Wei Wuxian coughs into his arm like it does anything to hide the sharp edge of his smile peeking out.

“I just mean,” his brother goes, “the water takes the lotus. But if there are too many lotus, they choke out the lake.”

Jiang Cheng blinks. “Well,” he says. “It’s a good thing there’s a whole lake, then.”

“Lots of room for both,” Wei Wuxian agrees. “Ah, everything’s so nice here. Except your scowling face Jiang Cheng.

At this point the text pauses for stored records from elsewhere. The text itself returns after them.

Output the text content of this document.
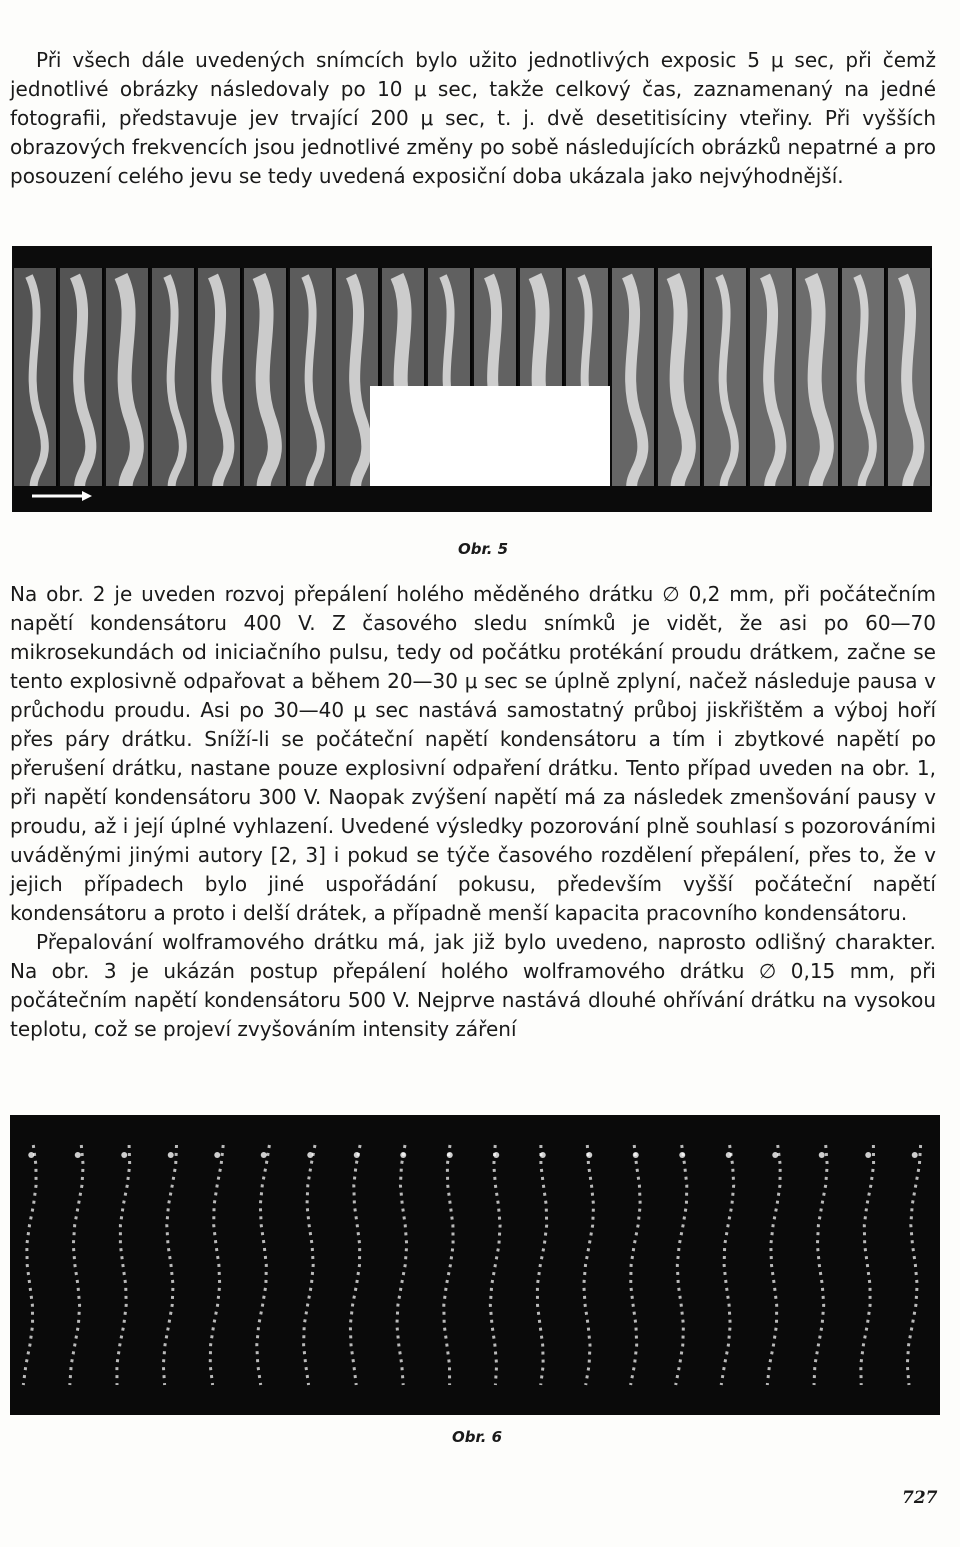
Při všech dále uvedených snímcích bylo užito jednotlivých exposic 5 μ sec, při čemž jednotlivé obrázky následovaly po 10 μ sec, takže celkový čas, zaznamenaný na jedné fotografii, představuje jev trvající 200 μ sec, t. j. dvě desetitisíciny vteřiny. Při vyšších obrazových frekvencích jsou jednotlivé změny po sobě následujících obrázků nepatrné a pro posouzení celého jevu se tedy uvedená exposiční doba ukázala jako nejvýhodnější.

Obr. 5

Na obr. 2 je uveden rozvoj přepálení holého měděného drátku ∅ 0,2 mm, při počátečním napětí kondensátoru 400 V. Z časového sledu snímků je vidět, že asi po 60—70 mikrosekundách od iniciačního pulsu, tedy od počátku protékání proudu drátkem, začne se tento explosivně odpařovat a během 20—30 μ sec se úplně zplyní, načež následuje pausa v průchodu proudu. Asi po 30—40 μ sec nastává samostatný průboj jiskřištěm a výboj hoří přes páry drátku. Sníží-li se počáteční napětí kondensátoru a tím i zbytkové napětí po přerušení drátku, nastane pouze explosivní odpaření drátku. Tento případ uveden na obr. 1, při napětí kondensátoru 300 V. Naopak zvýšení napětí má za následek zmenšování pausy v proudu, až i její úplné vyhlazení. Uvedené výsledky pozorování plně souhlasí s pozorováními uváděnými jinými autory [2, 3] i pokud se týče časového rozdělení přepálení, přes to, že v jejich případech bylo jiné uspořádání pokusu, především vyšší počáteční napětí kondensátoru a proto i delší drátek, a případně menší kapacita pracovního kondensátoru.

Přepalování wolframového drátku má, jak již bylo uvedeno, naprosto odlišný charakter. Na obr. 3 je ukázán postup přepálení holého wolframového drátku ∅ 0,15 mm, při počátečním napětí kondensátoru 500 V. Nejprve nastává dlouhé ohřívání drátku na vysokou teplotu, což se projeví zvyšováním intensity záření

Obr. 6
727
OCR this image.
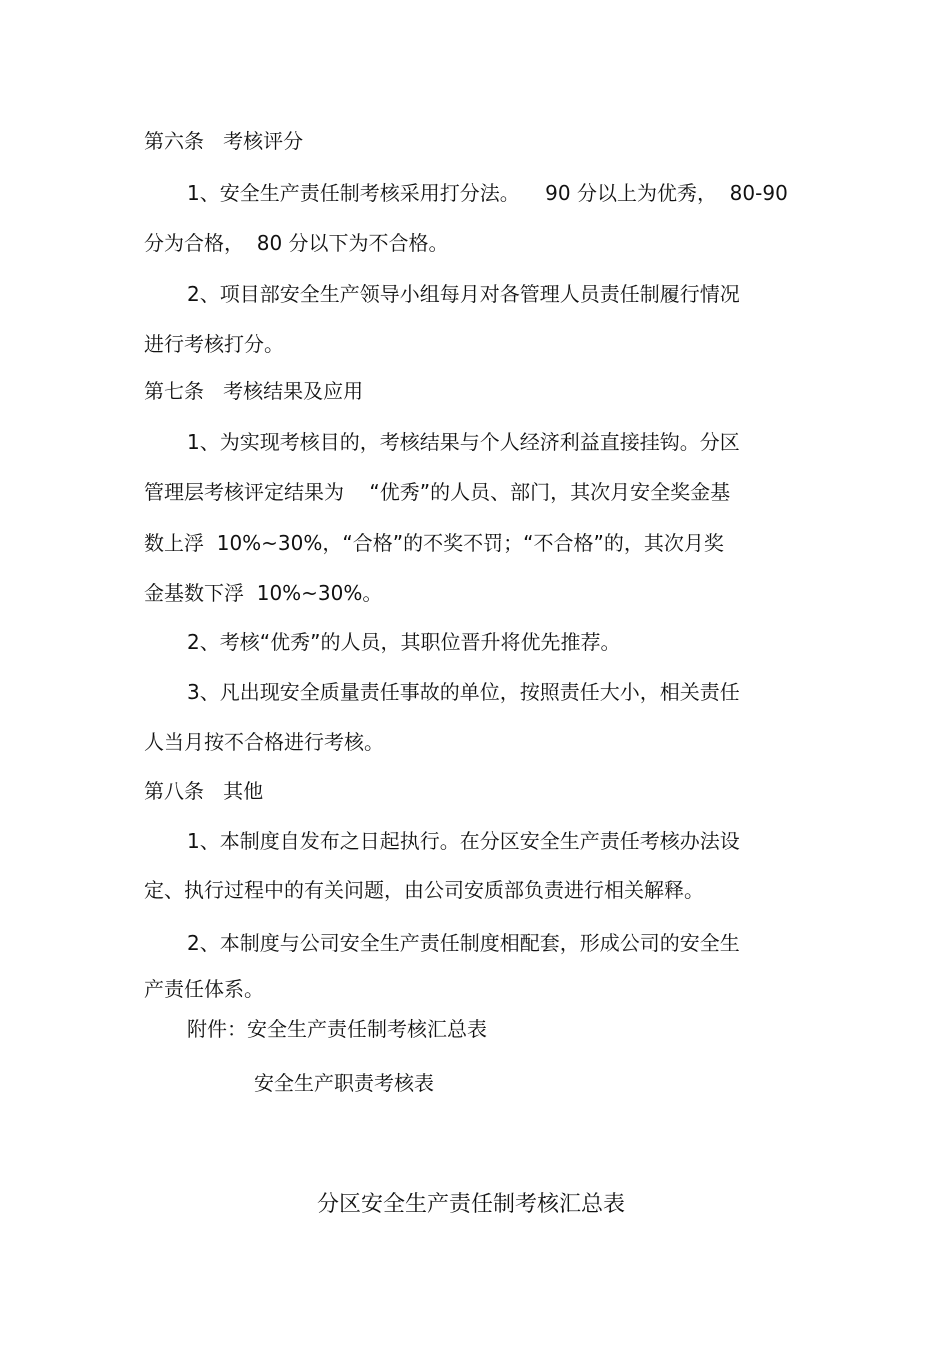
第六条   考核评分

1、安全生产责任制考核采用打分法。    90 分以上为优秀，  80-90

分为合格，  80 分以下为不合格。

2、项目部安全生产领导小组每月对各管理人员责任制履行情况

进行考核打分。

第七条   考核结果及应用

1、为实现考核目的，考核结果与个人经济利益直接挂钩。分区

管理层考核评定结果为    “优秀”的人员、部门，其次月安全奖金基

数上浮  10%~30%，“合格”的不奖不罚；“不合格”的，其次月奖

金基数下浮  10%~30%。

2、考核“优秀”的人员，其职位晋升将优先推荐。

3、凡出现安全质量责任事故的单位，按照责任大小，相关责任

人当月按不合格进行考核。

第八条   其他

1、本制度自发布之日起执行。在分区安全生产责任考核办法设

定、执行过程中的有关问题，由公司安质部负责进行相关解释。

2、本制度与公司安全生产责任制度相配套，形成公司的安全生

产责任体系。

附件：安全生产责任制考核汇总表

安全生产职责考核表

分区安全生产责任制考核汇总表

You make all this and still scowl like that? You know what I want to see in Lotus Pier? A-Cheng making any other expression for once in his life.”

He grimaces harder at that, which makes Wei Wuxian grin.

“How can I when you give me so much reason to frown,” Jiang Cheng tells him. “Lan Wangji moderating sect meetings and sighing every minute like we don’t all know you were being disgusting right outside like teenagers.”

“I’ll make sure to do it where you can see next time, then.” The face he makes at that is wholely appropriate, he thinks.

“Shut up. Shut up, gross.” He wrinkles his nose. “Why are you like this? I bet your new body doesn’t have your old one’s tolerance. Let’s go shovel so much spicy food down your throat your tongue swells up.”

“Then I’ll figure out how to talk and eat at the same time. Just for you, Jiang Cheng.”

There’s something splitting through Jiang Cheng, light streaming through the water, refracting into a million strains. The edge of light meeting the lakebed. Between the bloody sun, a violet sunset. 

He thinks, he thinks, he might do something to Wei Wuxian one of these days. To himself. This wound we call a bearing of self, an offering. Maybe not tomorrow or the day after it. One of these days, a smile.

“So,” the water says, the lotus risen up, the lotus to the water. “Where have you been?”